Classification Troubleshooting
Question
Why is my document not classified as expected?
Answer
Identify a document with incorrect classifications:
Step #1: Check the status of a document
Go to the workflow logs (https://[YourNDCServerName]/NDC/Workflows/Logs) on your Netwrix Data Classification server and check the status:
- If it's negative, then there was an error. Enable collector tracing and reindex the file, then view the event logs for details of the issue. You will usually see either the
PageID,PageURL, or both in the logs to know which errors are related. - If it's less than 400, it means that it is not classified and needs to finish processing first. Verify codes in the NDC Page Status Codes article.
- If the status is Classified (400) and the ReindexStatus is 3, then it means it hasn't been reindexed or reclassified. This means that a change was detected or the user manually requested reprocessing. Give Netwrix Data Classification time to reprocess the document.
- If the status is 400 and the reindex status is 0, check the Text and Metadata tabs. This is an easy way to confirm issues where Optical Character Recognition (OCR) has failed to extract the text you're looking for or if there was an issue processing text extraction for the document. If it doesn't match, enable collector tracing and reindex the document for details in the logs.
Step #2: Investigate content configuration
If it has the expected text and metadata, investigate why the expected classification/term is not present on the document:
- Make a note of the PageId.
- Navigate to Taxonomies and select the taxonomy you need to diagnose.
- Click the Search tab and then select Add custom filter.
- Select the Include documents (PageIds) filter type and type in the PageId of the document you wish to check and then click Add > Search.

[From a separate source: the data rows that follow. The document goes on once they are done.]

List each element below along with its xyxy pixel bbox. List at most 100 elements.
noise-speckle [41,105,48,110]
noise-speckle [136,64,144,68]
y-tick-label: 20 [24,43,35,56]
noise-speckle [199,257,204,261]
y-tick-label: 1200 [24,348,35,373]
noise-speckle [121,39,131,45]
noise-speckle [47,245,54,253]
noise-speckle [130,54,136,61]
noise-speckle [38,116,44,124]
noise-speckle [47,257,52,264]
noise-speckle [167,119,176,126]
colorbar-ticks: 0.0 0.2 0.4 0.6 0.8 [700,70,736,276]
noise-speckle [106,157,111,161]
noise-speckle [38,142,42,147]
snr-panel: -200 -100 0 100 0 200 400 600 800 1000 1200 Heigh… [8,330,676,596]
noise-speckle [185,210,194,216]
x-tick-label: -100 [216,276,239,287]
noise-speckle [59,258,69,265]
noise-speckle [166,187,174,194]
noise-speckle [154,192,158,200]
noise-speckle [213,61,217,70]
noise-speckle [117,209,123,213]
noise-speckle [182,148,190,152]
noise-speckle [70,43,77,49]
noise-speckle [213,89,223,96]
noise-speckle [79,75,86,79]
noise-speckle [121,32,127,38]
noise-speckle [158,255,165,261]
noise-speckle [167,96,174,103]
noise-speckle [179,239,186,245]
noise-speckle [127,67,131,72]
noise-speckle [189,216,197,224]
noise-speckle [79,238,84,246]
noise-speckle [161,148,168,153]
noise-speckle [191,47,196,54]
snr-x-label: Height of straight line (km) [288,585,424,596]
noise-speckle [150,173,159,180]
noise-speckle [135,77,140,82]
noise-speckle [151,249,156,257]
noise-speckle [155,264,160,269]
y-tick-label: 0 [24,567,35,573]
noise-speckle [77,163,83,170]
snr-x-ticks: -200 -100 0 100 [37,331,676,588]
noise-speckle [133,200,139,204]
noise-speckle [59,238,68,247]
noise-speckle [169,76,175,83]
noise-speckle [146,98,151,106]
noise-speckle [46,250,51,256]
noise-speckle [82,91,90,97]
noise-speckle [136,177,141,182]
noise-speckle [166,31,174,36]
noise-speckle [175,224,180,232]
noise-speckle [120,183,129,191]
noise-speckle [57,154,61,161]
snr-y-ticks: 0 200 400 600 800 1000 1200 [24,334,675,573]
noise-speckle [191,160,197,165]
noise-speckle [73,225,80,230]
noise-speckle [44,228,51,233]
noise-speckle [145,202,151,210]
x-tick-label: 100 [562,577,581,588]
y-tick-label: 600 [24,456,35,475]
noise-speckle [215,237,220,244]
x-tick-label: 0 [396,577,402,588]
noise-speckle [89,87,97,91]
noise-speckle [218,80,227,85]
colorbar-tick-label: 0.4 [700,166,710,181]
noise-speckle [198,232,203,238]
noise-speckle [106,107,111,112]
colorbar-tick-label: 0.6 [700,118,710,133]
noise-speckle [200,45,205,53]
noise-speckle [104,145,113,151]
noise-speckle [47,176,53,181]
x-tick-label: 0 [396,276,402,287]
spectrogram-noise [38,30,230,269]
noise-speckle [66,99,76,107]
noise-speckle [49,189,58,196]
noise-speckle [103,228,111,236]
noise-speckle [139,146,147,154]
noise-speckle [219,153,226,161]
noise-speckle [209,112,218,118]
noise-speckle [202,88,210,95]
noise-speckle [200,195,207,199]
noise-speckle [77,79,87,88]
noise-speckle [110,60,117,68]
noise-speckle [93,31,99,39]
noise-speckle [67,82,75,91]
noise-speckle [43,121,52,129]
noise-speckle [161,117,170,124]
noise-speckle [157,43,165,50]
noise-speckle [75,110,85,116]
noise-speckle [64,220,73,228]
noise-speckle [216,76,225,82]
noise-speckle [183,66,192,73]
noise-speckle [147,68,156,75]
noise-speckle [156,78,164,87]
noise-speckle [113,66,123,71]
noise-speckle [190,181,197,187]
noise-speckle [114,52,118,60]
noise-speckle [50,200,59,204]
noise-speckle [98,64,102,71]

TIP: The document should be shown. If it is not, then check to see if security trimming is enabled and hiding the document.
-
Click on the calculator icon. This will confirm which clues matched and if any filters have been applied.
-
See if the details shown differ from what is expected. You should understand why you expect this document to be classified, so you will see certain matching clues. By comparing the expectations to the results in the classification debug, you can identify which clues are not matching as expected. You may also notice if a mandatory clue hasn't been matched and then adjust the clues accordingly.
-
If the document shows as classified in the calculations dialog but is not shown as classified in the page info dialog, then it's possible that the taxonomy clues have changed since the document was last classified.
Select the document, select Re-classify, and then select Reset Cache > Ok. Then, observe whether the status of the document changes to Reclassified, and then recheck the page info classifications tab.